The three-dimensional (3D) time-lapse resistivity survey is the holy grail of resistivity surveys. It is an extremely accurate and effective method that allows you to not only see the surveyed area in three dimensions—but also how the resistivity in the surveyed area changes over time.
Method, Technology, & Applications
To perform a 3D time-lapse resistivity survey, you place your electrodes in a grid and record multiple surveys over an extended period of time. Using AGI’s EarthImager 3D technology, you can create a moving picture of changes happening in the surveyed area. There are a number of applications in which a 3D time-lapse survey is critical; we’ll walk through a couple of them below:
1. Environmental Remediation
One practical application of 3D time-lapse resistivity surveys is seeing the progression of how environmental spills or pollutants are moving through the ground. For example, if there is a brine (highly salinated water) spill, the disaster cleanup company may need a clear picture of where the spill is moving. Further, you can regularly survey the area as the clean-up process is progressing.

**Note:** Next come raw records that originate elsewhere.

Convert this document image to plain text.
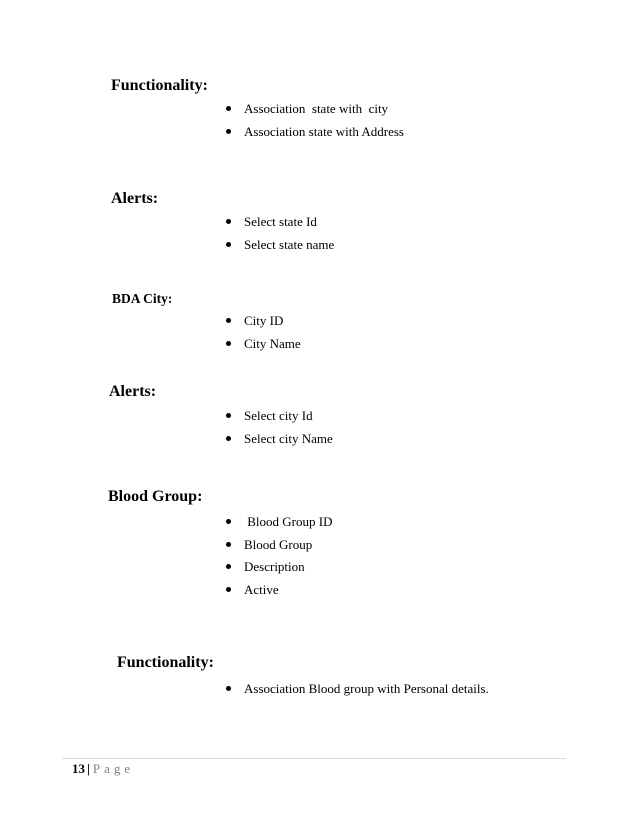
Functionality:
Association  state with  city
Association state with Address
Alerts:
Select state Id
Select state name
BDA City:
City ID
City Name
Alerts:
Select city Id
Select city Name
Blood Group:
Blood Group ID
Blood Group
Description
Active
Functionality:
Association Blood group with Personal details.
13 | Page
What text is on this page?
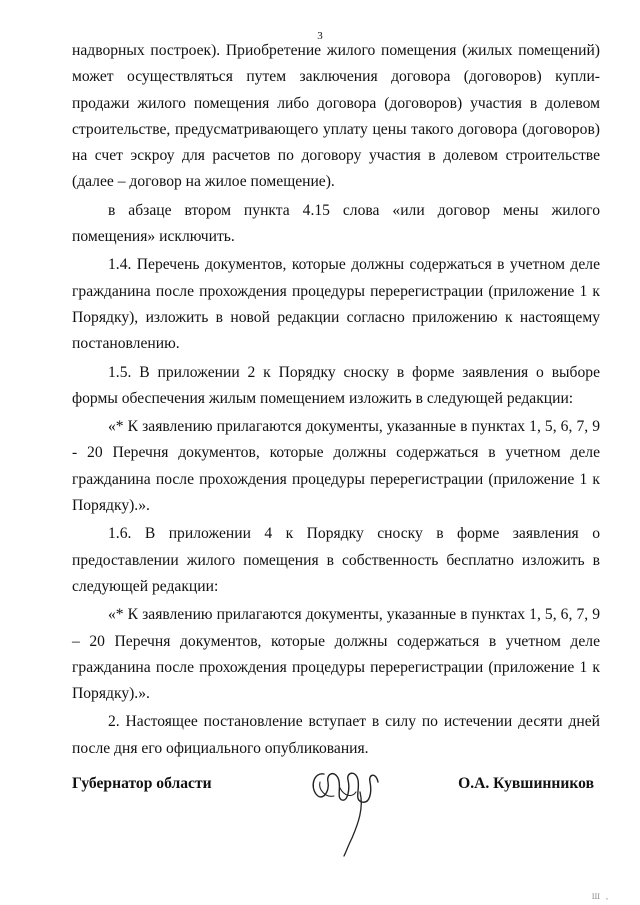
3

надворных построек). Приобретение жилого помещения (жилых помещений) может осуществляться путем заключения договора (договоров) купли-продажи жилого помещения либо договора (договоров) участия в долевом строительстве, предусматривающего уплату цены такого договора (договоров) на счет эскроу для расчетов по договору участия в долевом строительстве (далее – договор на жилое помещение).

в абзаце втором пункта 4.15 слова «или договор мены жилого помещения» исключить.

1.4. Перечень документов, которые должны содержаться в учетном деле гражданина после прохождения процедуры перерегистрации (приложение 1 к Порядку), изложить в новой редакции согласно приложению к настоящему постановлению.

1.5. В приложении 2 к Порядку сноску в форме заявления о выборе формы обеспечения жилым помещением изложить в следующей редакции:

«* К заявлению прилагаются документы, указанные в пунктах 1, 5, 6, 7, 9 - 20 Перечня документов, которые должны содержаться в учетном деле гражданина после прохождения процедуры перерегистрации (приложение 1 к Порядку).».

1.6. В приложении 4 к Порядку сноску в форме заявления о предоставлении жилого помещения в собственность бесплатно изложить в следующей редакции:

«* К заявлению прилагаются документы, указанные в пунктах 1, 5, 6, 7, 9 – 20 Перечня документов, которые должны содержаться в учетном деле гражданина после прохождения процедуры перерегистрации (приложение 1 к Порядку).».

2. Настоящее постановление вступает в силу по истечении десяти дней после дня его официального опубликования.

Губернатор области	О.А. Кувшинников
Ш ,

2. Landfill Leakage Monitoring
3D time-lapse surveys are extremely useful—and have great cost benefits—at landfills. Landfills are often shaped like large bowls, and sealed with both a clay liner and a rubber liner to ensure that rainwater percolating through the landfill forming a leachate doesn’t seep into the ground. Additionally, leachate that percolates to the bottom of the landfill pile is often pumped back up and re-injected into the trash. This moistens the material so bacteria can break it down easily and quickly. (Alternatively the leachate is removed and treated on-site.)

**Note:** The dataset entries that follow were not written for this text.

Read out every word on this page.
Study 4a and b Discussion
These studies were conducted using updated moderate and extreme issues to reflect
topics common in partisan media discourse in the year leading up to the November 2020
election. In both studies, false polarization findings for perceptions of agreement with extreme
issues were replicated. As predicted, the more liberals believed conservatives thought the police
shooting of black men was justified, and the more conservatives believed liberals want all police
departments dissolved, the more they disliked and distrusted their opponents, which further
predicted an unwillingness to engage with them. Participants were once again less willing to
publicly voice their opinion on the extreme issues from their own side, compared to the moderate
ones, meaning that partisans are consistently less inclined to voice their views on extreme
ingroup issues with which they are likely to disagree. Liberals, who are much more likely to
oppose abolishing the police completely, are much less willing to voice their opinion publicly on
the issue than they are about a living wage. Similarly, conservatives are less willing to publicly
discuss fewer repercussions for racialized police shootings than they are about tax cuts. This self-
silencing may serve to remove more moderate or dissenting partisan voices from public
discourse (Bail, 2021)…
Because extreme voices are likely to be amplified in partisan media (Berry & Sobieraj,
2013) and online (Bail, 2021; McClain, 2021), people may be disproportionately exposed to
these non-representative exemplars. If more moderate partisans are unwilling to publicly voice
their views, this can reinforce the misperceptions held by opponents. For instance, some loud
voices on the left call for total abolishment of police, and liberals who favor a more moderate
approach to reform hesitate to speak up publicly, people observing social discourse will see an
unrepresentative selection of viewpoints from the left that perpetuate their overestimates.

Electrodes can be placed indefinitely under the landfill liners. Surveys can be taken at regular intervals to ensure the polluted water does not leak into the ground. Any possible leaks—and how the fluid moves in the ground—can be detected quickly.

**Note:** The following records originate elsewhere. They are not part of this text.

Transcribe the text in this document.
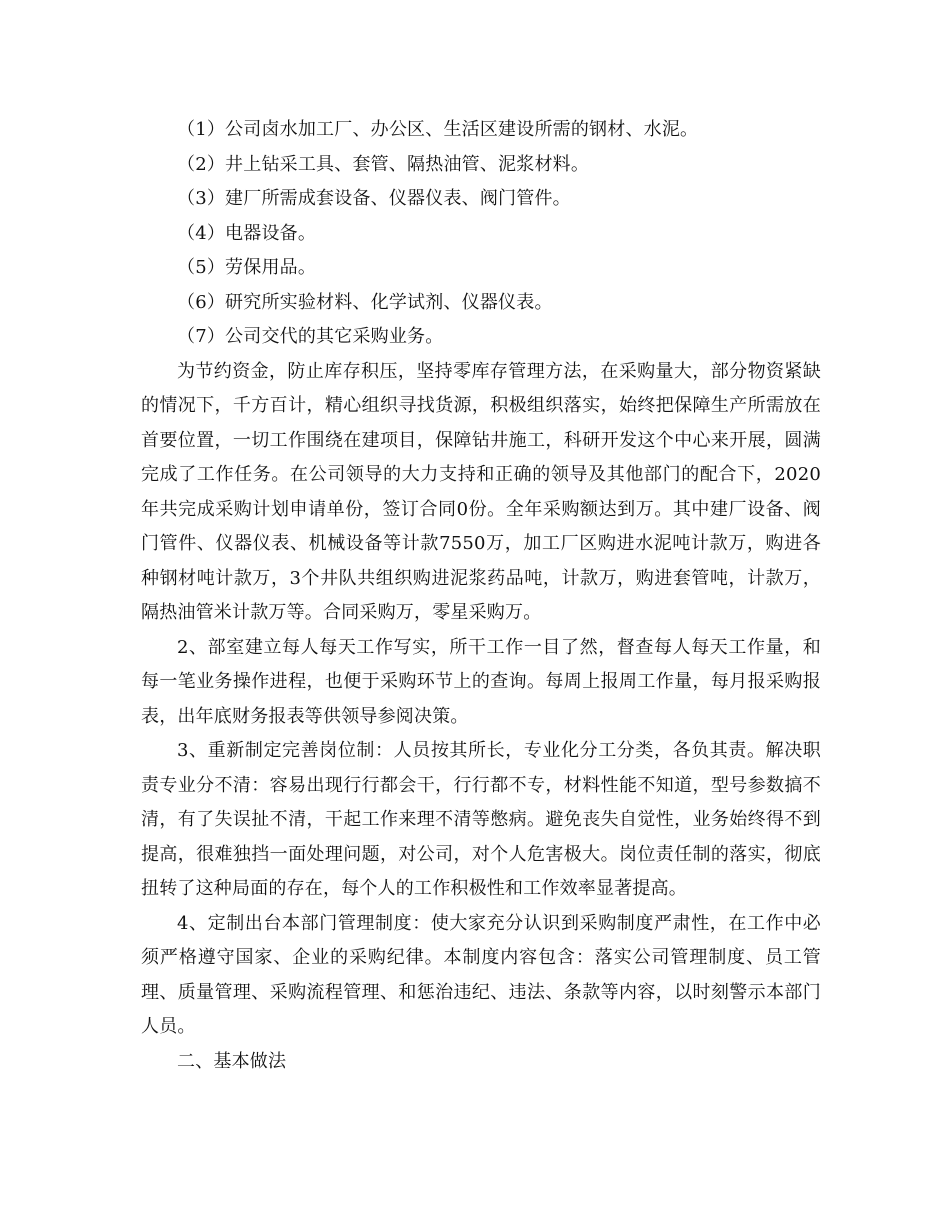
（1）公司卤水加工厂、办公区、生活区建设所需的钢材、水泥。

（2）井上钻采工具、套管、隔热油管、泥浆材料。

（3）建厂所需成套设备、仪器仪表、阀门管件。

（4）电器设备。

（5）劳保用品。

（6）研究所实验材料、化学试剂、仪器仪表。

（7）公司交代的其它采购业务。

为节约资金，防止库存积压，坚持零库存管理方法，在采购量大，部分物资紧缺的情况下，千方百计，精心组织寻找货源，积极组织落实，始终把保障生产所需放在首要位置，一切工作围绕在建项目，保障钻井施工，科研开发这个中心来开展，圆满完成了工作任务。在公司领导的大力支持和正确的领导及其他部门的配合下，2020年共完成采购计划申请单份，签订合同0份。全年采购额达到万。其中建厂设备、阀门管件、仪器仪表、机械设备等计款7550万，加工厂区购进水泥吨计款万，购进各种钢材吨计款万，3个井队共组织购进泥浆药品吨，计款万，购进套管吨，计款万，隔热油管米计款万等。合同采购万，零星采购万。

2、部室建立每人每天工作写实，所干工作一目了然，督查每人每天工作量，和每一笔业务操作进程，也便于采购环节上的查询。每周上报周工作量，每月报采购报表，出年底财务报表等供领导参阅决策。

3、重新制定完善岗位制：人员按其所长，专业化分工分类，各负其责。解决职责专业分不清：容易出现行行都会干，行行都不专，材料性能不知道，型号参数搞不清，有了失误扯不清，干起工作来理不清等憋病。避免丧失自觉性，业务始终得不到提高，很难独挡一面处理问题，对公司，对个人危害极大。岗位责任制的落实，彻底扭转了这种局面的存在，每个人的工作积极性和工作效率显著提高。

4、定制出台本部门管理制度：使大家充分认识到采购制度严肃性，在工作中必须严格遵守国家、企业的采购纪律。本制度内容包含：落实公司管理制度、员工管理、质量管理、采购流程管理、和惩治违纪、违法、条款等内容，以时刻警示本部门人员。

二、基本做法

3. Lab Research & Special Investigations
3D time-lapse resistivity tests are also extremely useful for research and special investigations. For example, if a scientist wants to study what happens when a pollutant or chemical is injected in the ground (via a controlled area), researchers could do so by taking many 3D measurements over time. Similarly, they could use 3D time-lapse resistivity testing to closely examine the path water takes as it moves through the ground in a particular area. This could be helpful in a dry, arid environment to learn more about groundwater patterns.
The only real limitation of the 3D time-lapse resistivity survey is time. Geologic processes are fairly slow, which means the electrodes may have to sit out for a long time and withstand a number of potentially damaging situations (including corrosion, people driving with machinery, and more). Thus, it is important that the equipment is designed right for this kind of application and is installed correctly.